Funding Funded Projects Die sowjetische Erfahrung der deutschen Besatzungsherrschaft im Zweiten Weltkrieg

Die sowjetische Erfahrung der deutschen Besatzungsherrschaft im Zweiten Weltkrieg

Noch während des Zweiten Weltkriegs sammelte eine Moskauer Historikerkommission viele hundert bislang unbekannte sowjetische Zeitzeugenberichte zur deutschen Besatzungsherrschaft. Die Erschließung dieser Dokumente ist Gegenstand dieses Vorhabens.

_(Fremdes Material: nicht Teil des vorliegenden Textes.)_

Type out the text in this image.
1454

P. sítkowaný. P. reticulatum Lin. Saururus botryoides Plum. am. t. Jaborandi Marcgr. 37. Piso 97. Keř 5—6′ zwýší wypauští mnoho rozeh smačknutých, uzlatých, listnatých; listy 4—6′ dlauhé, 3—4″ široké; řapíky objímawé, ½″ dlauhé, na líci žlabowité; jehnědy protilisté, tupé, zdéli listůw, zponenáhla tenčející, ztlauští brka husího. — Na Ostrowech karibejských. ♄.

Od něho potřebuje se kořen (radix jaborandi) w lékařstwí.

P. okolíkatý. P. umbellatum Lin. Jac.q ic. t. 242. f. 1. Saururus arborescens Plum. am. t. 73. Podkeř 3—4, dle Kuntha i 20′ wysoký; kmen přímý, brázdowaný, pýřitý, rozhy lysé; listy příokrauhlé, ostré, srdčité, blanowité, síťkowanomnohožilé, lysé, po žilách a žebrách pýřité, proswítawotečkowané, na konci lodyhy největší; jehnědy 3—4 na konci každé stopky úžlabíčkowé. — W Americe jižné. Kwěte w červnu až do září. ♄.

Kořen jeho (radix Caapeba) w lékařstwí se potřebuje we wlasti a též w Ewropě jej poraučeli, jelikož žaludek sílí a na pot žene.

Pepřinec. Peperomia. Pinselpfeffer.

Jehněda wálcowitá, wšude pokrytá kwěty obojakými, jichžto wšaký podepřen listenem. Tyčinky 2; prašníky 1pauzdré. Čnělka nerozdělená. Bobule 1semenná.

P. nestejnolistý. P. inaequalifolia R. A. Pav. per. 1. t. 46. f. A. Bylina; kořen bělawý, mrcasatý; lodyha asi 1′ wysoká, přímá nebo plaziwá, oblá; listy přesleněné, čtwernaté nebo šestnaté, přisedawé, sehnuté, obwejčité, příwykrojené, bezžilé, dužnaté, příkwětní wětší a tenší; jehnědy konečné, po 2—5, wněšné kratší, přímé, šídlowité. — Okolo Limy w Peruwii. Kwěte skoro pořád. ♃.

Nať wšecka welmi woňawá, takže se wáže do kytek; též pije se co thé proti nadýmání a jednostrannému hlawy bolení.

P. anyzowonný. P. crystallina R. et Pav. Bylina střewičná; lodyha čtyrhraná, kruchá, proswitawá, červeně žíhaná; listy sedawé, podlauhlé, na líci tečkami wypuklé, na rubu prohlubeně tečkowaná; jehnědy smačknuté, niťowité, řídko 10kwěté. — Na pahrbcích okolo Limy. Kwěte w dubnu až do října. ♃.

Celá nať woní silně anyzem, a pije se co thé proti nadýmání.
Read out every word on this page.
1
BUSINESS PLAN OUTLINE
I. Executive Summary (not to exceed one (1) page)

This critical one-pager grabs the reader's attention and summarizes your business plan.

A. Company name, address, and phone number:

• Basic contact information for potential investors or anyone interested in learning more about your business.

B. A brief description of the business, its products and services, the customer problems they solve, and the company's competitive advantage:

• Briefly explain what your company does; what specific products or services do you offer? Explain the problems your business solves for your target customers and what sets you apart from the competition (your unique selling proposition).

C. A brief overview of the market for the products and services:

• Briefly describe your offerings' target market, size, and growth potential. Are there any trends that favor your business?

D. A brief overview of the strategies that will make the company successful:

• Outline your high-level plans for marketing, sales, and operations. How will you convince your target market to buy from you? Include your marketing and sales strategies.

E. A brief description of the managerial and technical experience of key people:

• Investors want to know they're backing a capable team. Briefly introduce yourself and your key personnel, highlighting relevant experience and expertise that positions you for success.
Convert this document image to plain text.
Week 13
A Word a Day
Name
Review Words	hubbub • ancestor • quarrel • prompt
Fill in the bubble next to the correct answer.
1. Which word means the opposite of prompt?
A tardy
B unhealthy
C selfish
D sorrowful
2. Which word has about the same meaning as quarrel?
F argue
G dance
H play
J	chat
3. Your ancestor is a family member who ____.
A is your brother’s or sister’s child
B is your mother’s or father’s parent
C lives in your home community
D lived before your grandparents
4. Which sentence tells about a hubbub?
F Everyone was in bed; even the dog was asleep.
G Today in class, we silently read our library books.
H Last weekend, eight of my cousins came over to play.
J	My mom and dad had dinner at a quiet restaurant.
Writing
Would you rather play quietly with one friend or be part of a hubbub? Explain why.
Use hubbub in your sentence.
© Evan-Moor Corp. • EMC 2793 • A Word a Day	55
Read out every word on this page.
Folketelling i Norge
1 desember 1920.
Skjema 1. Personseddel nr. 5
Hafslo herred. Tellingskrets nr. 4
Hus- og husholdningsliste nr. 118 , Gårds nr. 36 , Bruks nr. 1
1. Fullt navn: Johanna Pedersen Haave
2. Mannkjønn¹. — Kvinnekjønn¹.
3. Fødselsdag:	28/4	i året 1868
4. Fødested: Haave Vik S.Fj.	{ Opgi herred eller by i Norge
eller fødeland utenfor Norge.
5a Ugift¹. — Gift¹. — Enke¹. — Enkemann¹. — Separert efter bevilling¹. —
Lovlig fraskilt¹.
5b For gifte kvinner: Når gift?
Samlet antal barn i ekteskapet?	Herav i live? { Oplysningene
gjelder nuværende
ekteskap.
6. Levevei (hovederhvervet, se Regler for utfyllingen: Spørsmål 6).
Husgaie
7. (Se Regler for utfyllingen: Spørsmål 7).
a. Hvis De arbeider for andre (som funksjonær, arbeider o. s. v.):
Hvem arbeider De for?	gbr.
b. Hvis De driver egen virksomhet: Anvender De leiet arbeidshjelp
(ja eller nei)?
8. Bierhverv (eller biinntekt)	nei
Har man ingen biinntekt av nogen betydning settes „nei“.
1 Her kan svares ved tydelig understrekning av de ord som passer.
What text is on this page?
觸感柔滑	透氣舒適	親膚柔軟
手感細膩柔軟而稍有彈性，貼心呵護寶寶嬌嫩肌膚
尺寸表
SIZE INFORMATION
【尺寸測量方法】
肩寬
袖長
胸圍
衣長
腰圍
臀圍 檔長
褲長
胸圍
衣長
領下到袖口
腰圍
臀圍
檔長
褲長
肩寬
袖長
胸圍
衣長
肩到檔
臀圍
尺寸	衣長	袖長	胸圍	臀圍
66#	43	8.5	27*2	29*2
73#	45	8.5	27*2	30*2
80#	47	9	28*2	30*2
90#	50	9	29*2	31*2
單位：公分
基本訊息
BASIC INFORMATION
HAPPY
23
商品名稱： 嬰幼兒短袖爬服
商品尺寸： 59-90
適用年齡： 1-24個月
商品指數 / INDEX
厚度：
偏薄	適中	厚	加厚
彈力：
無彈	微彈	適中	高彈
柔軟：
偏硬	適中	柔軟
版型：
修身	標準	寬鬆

Die Mitglieder der im Herbst 1941 von Isaak Minc gegründeten „Kommission zur Geschichte des Großen Vaterländischen Krieges“ folgten den abrückenden Deutschen in kurzem Abstand; in Begleitung von Stenographinnen reisten sie in die befreiten Gebiete Südrusslands, der Ukraine und Weißrusslands, wo sie u. a. mit Arbeitern, Ingenieuren, Lehrern und Priestern sprachen, die unter den Deutschen gelebt hatten, ebenso wie mit Funktionären, die gerade aus der Evakuierung zurückgekehrt waren und nun versuchten, die sowjetische Herrschaftsordnung wieder herzustellen. In den Interviews kommen viele Frauen und alte Menschen zu Wort, Vertreter jener Bevölkerungsgruppen also, die in der Regel nicht evakuiert wurden und ungeschützter als andere die feindliche Besatzung erlebten.
Die am Ort des Geschehens und in unmittelbarer zeitlicher Nähe zu den geschilderten Ereignissen interviewten Menschen beschreiben den Kriegsverlauf aus lokalen Perspektiven und detailscharf. Mit ihren wiederkehrenden Schilderungen von beobachteten und selbst erlittenen Demütigungen und Formen körperlicher Gewalt zeichnen die Berichte ein verstörendes und in weiten Teilen neues Bild vom deutschen Herrschaftsregime im Osten Europas und seiner Erfahrung durch die örtliche Bevölkerung.
Die Offenheit der Mitteilungen erklärt auch, warum die Protokolle bald nach ihrer Erstellung unter Verschluss gerieten. Die Sammlung der Historiker von reich schattierten persönlichen Erinnerungen fügte sich nicht in das staatliche Diktat eines einheitlichen, heroischen Kriegsepos. Da sich im Zuge der Resowjetisierung der befreiten Gebiete zudem fast jeder, der unter der Besatzungsherrschaft gelebt hatte, mit dem Stigma der Mittäterschaft konfrontiert sah, wurde die gesamte Erfahrung der Besatzungsherrschaft schon ab Kriegsende und für die darauffolgenden Jahrzehnte in der Sowjetunion zum Tabu.
Über die Grenzen der wissenschaftlichen Forschung hinweg möchte das Wissenschaftlerteam breite Leserkreise in Deutschland und Russland ansprechen: So ist der millionenfache Massenmord an den Juden Europas in den Lehrplänen beider Länder gut dokumentiert; kaum bekannt ist jedoch der weitere Kontext der nationalsozialistischen Ausbeutungs- und Unterdrückungspolitik. Diesen Kontext machen viele der Interviews aus dem Krieg deutlich. Zusammen mit den Interviews wird auch die Arbeit der Historikerkommission untersucht. Wie bei jeder anderen Gesprächssituation auch verliehen ihre Fragen den Mitteilungen der Zeitzeugen eine bestimmte Prägung. Gleichwohl wird untersucht, ob und wie sehr sich die Ziele und Methoden der Historiker von denen des Geheimdienstes unterschieden, der zur gleichen Zeit in den befreiten Gebieten ermittelte, um sich ein Bild vom Verhalten sowjetischer Menschen unter feindlicher Besatzungsherrschaft zu machen. Im Gegensatz zu ihm kamen die Historiker nicht als Richtende, sie stellten offene Fragen und verstanden es, eine unbefangene Gesprächsatmosphäre zu schaffen.